Verso l'espansione nel Mediterraneo e nell'Oriente l'Italia è spinta dal fattore demografico. È troppo ristretto il nostro territorio per un popolo così esuberante.

Ma per realizzare il sogno mediterraneo bisogna che l'Adriatico, che è un nostro golfo, sia in mani nostre. Di fronte a una razza come la slava, inferiore e barbara, non si deve seguire la politica che dà lo zuccherino, ma quella del bastone.

Il popolo italiano ha tre qualità che gli garantiscono il successo: è prolifico, è laborioso, è intelligente.

Nel futuro prossimo ogni italiano ripeterà come il cittadino romano: sono orgoglioso di essere italiano!

Noi non temiamo più le rinunce. Se il conte Sforza oserà qualche rinuncia, i legionari di Gabriele d'Annunzio occuperanno tutti quei territori a cui il ministro avrà rinunciato!

I confini d'Italia devono essere il Brennero, il Nevoso e le Dinariche; sì le Dinariche per la Dalmazia dimenticata!

Oggi l'opera dei fascisti si riduce a quella di sprangare la porta di casa e rastrellare nell'interno. Chi è dentro le nostre terre di frodo o con frode deve andarsene.

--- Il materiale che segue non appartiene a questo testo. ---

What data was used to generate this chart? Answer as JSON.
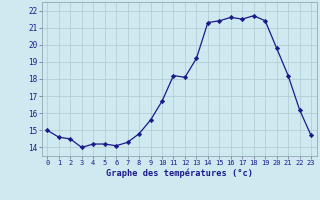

Il nostro imperialismo, che vuole raggiungere i giusti confini segnati da Dio e dalla natura, e che vuole espandersi nel Mediterraneo, non è quello prussiano violento, né quello inglese ipocrita; è invece quello romano.

Noi non possiamo disarmare, finché gli altri non avranno disarmato; noi non possiamo trasformare nostre spade in aratri, finché la stessa cosa non avranno fatto gli altri Stati e la Jugoslavia vicina!

Basta con le poesie. Basta con le minchionerie evangeliche.

Ma a tenere salda l'Italia nelle future sue battaglie, occorre la vostra fede, o cittadini, occorre il vostro giuramento!